幼虫の食草はアゲビコノハがアケビ、ムベ、カミエビ、 ミツバアケビである。エグリバ類はアオツヅラフジやカラマツソウで、何れも山野に自生する一般的な雑草である。発生回数は種によって異なり、オオエグリバは年2回、ヒメエグリバは3回である。ほとんどの種は2~ 3回である。

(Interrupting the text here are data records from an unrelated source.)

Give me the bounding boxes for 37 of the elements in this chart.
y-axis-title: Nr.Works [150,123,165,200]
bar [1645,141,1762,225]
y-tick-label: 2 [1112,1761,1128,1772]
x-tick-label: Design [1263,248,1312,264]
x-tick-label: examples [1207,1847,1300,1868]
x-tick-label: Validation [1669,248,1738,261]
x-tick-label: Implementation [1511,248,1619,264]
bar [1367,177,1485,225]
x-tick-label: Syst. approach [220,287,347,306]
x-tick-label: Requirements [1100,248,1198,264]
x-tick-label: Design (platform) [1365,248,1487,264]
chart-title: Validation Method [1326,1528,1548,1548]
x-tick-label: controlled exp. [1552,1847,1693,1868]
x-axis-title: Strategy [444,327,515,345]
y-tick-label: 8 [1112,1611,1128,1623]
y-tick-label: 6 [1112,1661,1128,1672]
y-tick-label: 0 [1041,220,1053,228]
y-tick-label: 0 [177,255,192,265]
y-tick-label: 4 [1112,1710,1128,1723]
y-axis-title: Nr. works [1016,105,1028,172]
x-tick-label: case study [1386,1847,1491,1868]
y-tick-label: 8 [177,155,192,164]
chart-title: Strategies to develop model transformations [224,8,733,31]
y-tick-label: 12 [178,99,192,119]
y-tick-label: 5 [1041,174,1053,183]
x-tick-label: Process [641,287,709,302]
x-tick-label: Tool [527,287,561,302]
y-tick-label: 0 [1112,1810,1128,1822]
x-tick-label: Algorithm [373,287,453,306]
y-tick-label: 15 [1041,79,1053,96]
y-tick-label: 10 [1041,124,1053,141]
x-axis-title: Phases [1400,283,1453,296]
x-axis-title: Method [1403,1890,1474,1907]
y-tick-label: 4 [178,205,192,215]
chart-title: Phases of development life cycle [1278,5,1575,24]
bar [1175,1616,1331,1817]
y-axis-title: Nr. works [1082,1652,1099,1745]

成虫が果樹園に飛来する時間は薄暮期から夜9時までで、これ以降は新たな飛来はほとんどない。飛来した成虫は朝まで果樹園に留まり吸害し、明るくなり始めると果樹園を去る。前夜に飛来した個体が次の日に再び同じ園に飛来する率は極めて低いとされている。なお、成虫の飛来は気温の高い日ほど活発である。また、光に集まる習性はほとんどなく、逆に光を避ける。

防除方法

毎日新たに林野から成虫が飛来するので、殺虫剤による防除は効率が悪い。成虫の飛来は夜9時頃までに集中するので、夜8時~ 9時頃に園内を回り成虫を捕殺する。腐敗果は成虫を呼び寄せるので放置しない。果樹園を網で覆うのは経費がかかるが確実な効果がある。鳥の被害を防げる外、網の目を小さくすれば雹害の防止にもなる。網は塀のように周辺を覆う方法もあるが、乗り越えられるので天井部まで覆う方がよい。
成虫が光を避ける習性を利用し、園内を照明して飛来を防ぐ方法がある。光源は白色灯ではだめで黄色灯やナトリウム灯がよい。点灯は薄暮期から夜中の0時頃までする。